Приучив читателя к лунной экзотике в первом томе, во втором Йен Макдональд ловким движением переворачивает картинку с ног на голову, отправляя одного из героев — нового главу семьи Корта, Лукаса, чудом выжившего во время учиненной конкурентами резни — на Землю. Порядки там не сильно изменились по сравнению с нашим временем. Человек из постгосударства, живущего вне национальностей, религий, социальных страт и общепринятых догм, попадает в мир, где все это по-прежнему определяет стиль жизни, и его постоянное недоумение наглядно демонстрирует читателю относительность и условность наших представлений о норме.
Впрочем, эта перевернутая оптика — лишь один из многочисленных (и крайне разнообразных) фокусов, которые автор безостановочно показывает загипнотизированному читателю на протяжении всех пятисот с лишним страниц романа. В своем продуманном, логичном и связном мире Макдональд ухитряется проложить еще и американские горки с десятком сюжетных мертвых петель и свободных падений. Так что, даже если социально-экономическая футурология — не ваш конек, «Волчья Луна» все равно имеет неплохие шансы удержать вас в тонусе. Пожалуй, единственная плохая новость, связанная с «лунной трилогией», состоит в том, что третья — заключительная — часть пока не опубликована даже на родине автора в Великобритании, а это значит, что окончания истории на русском придется ждать еще минимум пару лет.
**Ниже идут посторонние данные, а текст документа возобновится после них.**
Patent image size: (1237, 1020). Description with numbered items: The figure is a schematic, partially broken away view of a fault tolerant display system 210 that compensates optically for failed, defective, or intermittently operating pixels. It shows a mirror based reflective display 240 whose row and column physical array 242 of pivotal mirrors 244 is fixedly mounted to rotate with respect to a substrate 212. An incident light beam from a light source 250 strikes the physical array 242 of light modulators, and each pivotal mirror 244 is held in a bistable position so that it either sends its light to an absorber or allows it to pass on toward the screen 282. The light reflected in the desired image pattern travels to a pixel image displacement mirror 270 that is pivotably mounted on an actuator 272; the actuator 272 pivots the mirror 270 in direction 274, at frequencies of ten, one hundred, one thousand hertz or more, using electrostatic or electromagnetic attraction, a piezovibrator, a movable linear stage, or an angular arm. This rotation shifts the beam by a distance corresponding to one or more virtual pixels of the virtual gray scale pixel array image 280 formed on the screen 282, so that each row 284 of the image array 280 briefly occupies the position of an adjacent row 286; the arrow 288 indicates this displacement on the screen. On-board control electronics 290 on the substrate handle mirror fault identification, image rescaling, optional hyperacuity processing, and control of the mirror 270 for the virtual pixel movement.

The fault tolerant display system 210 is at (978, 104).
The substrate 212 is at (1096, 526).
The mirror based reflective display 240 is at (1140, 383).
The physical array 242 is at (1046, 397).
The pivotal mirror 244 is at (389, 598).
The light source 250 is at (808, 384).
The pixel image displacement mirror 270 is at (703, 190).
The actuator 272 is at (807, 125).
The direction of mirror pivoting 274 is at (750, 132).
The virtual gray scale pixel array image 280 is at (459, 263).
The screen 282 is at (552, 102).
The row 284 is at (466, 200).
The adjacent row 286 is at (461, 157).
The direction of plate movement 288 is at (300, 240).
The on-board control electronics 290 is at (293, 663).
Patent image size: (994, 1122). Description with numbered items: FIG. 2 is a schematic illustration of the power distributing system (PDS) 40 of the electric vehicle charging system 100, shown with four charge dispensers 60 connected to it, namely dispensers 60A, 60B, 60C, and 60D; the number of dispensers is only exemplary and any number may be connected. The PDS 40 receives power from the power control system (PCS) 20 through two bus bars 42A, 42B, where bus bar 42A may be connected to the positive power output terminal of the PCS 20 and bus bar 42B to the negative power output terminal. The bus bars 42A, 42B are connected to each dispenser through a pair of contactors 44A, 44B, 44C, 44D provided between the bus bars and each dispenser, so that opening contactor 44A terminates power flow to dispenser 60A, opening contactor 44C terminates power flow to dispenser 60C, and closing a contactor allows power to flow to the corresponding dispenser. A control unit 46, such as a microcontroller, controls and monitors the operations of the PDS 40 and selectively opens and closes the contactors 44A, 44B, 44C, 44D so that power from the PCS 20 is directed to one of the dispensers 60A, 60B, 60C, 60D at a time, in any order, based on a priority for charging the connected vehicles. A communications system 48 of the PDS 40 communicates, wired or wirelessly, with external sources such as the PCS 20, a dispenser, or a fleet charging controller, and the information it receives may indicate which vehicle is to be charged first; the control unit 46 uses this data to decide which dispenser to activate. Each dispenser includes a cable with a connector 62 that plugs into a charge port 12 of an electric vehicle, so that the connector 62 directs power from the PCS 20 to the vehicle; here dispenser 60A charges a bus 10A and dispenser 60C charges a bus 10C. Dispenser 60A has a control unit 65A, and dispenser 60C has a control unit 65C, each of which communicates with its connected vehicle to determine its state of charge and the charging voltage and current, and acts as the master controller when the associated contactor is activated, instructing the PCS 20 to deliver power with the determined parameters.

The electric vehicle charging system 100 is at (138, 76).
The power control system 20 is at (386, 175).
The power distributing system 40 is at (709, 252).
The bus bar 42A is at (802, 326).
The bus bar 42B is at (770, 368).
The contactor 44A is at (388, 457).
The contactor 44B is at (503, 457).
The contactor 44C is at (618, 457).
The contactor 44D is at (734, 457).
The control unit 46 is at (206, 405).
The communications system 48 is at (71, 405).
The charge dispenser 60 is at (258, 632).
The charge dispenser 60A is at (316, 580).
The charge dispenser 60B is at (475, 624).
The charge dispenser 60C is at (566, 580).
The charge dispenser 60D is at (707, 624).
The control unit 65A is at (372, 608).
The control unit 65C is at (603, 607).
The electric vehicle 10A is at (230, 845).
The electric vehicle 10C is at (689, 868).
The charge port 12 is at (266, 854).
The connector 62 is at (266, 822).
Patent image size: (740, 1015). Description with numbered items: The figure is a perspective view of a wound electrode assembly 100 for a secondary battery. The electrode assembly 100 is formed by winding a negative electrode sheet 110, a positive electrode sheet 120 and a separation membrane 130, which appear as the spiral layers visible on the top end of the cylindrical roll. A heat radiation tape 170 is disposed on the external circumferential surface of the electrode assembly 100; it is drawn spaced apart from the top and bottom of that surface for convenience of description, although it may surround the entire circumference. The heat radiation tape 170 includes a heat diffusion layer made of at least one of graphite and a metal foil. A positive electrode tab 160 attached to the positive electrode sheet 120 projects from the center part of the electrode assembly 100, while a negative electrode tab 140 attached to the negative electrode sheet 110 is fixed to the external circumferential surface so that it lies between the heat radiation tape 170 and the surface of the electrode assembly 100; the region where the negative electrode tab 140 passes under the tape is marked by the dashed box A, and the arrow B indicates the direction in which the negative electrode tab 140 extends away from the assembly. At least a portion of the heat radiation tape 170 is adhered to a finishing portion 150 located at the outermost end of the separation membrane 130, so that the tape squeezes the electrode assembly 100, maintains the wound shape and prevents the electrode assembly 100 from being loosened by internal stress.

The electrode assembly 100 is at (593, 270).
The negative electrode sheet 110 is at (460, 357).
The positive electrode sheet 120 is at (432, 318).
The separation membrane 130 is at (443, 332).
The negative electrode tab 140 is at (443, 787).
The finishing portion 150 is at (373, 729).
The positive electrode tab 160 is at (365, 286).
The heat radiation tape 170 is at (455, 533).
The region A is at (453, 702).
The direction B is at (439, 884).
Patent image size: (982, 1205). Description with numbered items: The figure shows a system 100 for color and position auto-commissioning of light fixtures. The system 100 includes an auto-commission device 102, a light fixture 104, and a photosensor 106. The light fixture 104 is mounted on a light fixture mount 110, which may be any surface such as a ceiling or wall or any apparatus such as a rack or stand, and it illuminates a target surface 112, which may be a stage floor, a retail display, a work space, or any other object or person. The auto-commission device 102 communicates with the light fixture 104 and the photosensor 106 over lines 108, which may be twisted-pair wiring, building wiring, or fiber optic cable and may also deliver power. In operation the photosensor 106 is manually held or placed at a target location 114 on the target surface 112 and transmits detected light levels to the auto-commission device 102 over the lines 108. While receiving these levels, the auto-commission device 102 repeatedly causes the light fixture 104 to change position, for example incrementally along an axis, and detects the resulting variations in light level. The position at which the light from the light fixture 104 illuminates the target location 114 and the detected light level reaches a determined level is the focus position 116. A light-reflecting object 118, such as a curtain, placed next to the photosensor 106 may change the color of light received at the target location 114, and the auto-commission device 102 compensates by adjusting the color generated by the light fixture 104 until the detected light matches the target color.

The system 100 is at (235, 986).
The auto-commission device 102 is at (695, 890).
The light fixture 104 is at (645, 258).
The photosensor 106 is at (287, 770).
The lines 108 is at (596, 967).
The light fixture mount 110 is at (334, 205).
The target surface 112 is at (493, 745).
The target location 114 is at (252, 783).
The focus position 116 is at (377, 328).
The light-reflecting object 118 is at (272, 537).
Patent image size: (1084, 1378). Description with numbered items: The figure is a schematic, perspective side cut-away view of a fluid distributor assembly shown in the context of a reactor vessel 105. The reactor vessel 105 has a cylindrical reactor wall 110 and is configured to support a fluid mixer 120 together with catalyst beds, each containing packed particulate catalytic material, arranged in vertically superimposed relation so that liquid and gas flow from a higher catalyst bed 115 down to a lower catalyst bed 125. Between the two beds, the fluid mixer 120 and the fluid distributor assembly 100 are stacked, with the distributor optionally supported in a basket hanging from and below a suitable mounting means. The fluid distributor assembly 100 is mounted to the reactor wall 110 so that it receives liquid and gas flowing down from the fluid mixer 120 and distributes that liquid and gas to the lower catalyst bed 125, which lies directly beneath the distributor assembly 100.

До этого вышла: «Новая Луна»
Фредрик Бакман. Здесь была Бритт-Мари. М.: Синдбад, 2018. Перевод Е. Тепляшиной
На протяжении последних двадцати лет Скандинавия бесперебойно поставляла на мировой рынок бестселлеров так называемый «северный нуар» — сумрачные истории о том, как в одном черном-черном городе глубоко травмированный полицейский идет по следу кровожадного маньяка (по совместительству жертвы семейного насилия в пятом поколении). Однако ровно в тот момент, когда некогда богатое нуарное месторождение начало иссякать, в Швеции забил новый источник — на сей раз патентованного скандинавского оптимизма, тоже, впрочем, не лишенного известной мрачности. Одним из его первооткрывателей по праву может считаться Фредрик Бакман, знакомый отечественному читателю по романам «Вторая жизнь Уве» и «Бабушка велела кланяться и передать, что просит прощения».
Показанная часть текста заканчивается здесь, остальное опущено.